In 1990, the Minnesota Cold Weather Resource Center was headquartered in International Falls to capitalize on this natural resource. Construction is under way on a $400,000 cold box facility, which will allow companies to test products while engineers wait for winter weather to arrive. The facility will be capable of maintaining temperatures as low as minus 35 degrees in any season.

Cold temperatures also allow loggers to venture onto nearby swampland with heavy equipment after the ground freezes. Some of the felled trees are turned into pulp at the Boise Cascade Corp.'s paper mill, the towns largest employer.

When the workdays done, townspeople also know how to have fun—despite the weather. Snowmobilers take advantage of an extensive trail system that crisscrosses the U.S.-Canada border, and outdoorsmen create a makeshift town on frozen Rainy Lake.

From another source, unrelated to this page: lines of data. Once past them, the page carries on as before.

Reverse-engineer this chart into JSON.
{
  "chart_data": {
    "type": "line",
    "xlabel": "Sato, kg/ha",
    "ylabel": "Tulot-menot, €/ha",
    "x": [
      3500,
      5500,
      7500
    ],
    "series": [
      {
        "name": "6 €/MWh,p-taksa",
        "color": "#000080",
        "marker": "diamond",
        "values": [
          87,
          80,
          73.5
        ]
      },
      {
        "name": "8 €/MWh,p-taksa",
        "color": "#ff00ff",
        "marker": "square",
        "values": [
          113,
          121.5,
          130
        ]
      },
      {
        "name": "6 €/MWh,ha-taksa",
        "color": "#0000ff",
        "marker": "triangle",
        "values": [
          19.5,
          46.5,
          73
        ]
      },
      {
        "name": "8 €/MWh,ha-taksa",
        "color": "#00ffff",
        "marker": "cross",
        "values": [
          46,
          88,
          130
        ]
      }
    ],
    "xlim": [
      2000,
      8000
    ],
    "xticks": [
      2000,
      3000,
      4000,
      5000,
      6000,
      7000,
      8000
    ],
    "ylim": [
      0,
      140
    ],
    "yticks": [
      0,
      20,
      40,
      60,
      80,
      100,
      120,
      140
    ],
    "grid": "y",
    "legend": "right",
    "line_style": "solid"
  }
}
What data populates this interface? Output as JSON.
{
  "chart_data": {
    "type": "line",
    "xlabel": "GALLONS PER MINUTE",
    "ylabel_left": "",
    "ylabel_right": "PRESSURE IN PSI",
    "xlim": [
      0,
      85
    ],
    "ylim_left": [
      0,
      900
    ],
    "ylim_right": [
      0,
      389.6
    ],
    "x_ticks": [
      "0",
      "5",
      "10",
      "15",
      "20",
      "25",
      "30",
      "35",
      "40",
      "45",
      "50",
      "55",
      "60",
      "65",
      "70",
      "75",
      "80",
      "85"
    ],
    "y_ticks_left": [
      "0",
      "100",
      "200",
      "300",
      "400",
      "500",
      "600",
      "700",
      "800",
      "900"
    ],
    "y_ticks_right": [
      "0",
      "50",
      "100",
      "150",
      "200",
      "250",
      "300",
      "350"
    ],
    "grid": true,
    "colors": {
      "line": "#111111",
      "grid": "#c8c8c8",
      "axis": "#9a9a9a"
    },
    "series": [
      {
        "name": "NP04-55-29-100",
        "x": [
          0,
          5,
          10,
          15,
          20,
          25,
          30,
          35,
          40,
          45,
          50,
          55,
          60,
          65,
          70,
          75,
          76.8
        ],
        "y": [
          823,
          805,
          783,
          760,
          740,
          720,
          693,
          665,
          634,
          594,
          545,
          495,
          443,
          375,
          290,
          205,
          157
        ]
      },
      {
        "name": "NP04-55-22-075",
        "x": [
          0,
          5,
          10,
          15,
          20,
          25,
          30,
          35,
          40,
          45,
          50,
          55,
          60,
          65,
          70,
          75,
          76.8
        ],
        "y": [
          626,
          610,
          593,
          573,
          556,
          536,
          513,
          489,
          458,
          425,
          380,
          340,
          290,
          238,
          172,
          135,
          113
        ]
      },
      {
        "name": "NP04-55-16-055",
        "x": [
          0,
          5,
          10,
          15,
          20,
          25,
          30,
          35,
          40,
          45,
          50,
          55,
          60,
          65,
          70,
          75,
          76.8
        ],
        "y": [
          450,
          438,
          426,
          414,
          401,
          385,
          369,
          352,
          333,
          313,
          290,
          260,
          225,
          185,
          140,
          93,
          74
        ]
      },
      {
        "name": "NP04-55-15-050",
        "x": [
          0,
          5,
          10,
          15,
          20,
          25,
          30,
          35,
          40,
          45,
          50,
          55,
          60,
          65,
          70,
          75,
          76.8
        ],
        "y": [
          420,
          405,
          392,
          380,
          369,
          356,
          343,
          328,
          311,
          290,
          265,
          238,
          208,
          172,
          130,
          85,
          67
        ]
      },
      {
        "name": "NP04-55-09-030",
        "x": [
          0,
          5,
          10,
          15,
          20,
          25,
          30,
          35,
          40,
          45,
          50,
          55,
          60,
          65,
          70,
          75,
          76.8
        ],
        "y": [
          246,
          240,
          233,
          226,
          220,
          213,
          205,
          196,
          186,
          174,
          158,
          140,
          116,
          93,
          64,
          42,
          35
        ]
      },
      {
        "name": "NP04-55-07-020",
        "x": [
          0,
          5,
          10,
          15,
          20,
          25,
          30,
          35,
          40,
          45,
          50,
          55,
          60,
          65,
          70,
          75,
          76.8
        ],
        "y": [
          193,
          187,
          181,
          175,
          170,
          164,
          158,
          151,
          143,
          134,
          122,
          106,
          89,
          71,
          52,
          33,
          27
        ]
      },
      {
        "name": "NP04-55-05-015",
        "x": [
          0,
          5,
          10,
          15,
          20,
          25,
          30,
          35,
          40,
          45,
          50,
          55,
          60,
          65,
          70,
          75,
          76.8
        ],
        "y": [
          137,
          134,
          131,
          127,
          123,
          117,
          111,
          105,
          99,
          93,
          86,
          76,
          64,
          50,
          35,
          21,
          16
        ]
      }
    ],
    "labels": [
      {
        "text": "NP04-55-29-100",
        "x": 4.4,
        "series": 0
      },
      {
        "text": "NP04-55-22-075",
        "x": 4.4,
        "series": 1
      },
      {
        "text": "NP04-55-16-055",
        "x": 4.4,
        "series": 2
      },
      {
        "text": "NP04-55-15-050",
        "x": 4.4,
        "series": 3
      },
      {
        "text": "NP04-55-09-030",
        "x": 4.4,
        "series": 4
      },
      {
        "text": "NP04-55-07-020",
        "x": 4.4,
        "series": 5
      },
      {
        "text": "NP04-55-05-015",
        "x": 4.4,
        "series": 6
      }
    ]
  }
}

Some portable ice-fishing shacks are equipped with all the comforts of homeheaters, padded chairs, tables, even portable stoves.

"Ice fishing is a real social activity here," says F.R. Woody, owner of a fishing guide service. "In the middle of winter, there might be 400 icehouses on that lake. You fish a little, play some cards, then walk over to the neighbors place to visit."

"In the wintertime, the lake looks exactly like a scene from the movie Grumpy Old Men," Woody says. "Exactly," he emphasizes.

People in International Falls also celebrate winter at an annual bash known as Icebox Days. This year's event, scheduled Jan. 18-21, features an Ode to the Cold poetry contest, a cold pizza delivery race, snow skiing events, and a Freeze Yer Gizzard Blizzard 10K run, as well as snow sculpting, ice skating, and, for the daring, a dip in the icy waters of Rainy Lake.

"We have cold temperatures and warm hearts," Jack Murray says. "I've traveled all over, but I wouldn't trade living in this area with any place else. I love the country, and the people here are special. There seems to be a happiness about them you dont find anywhere else."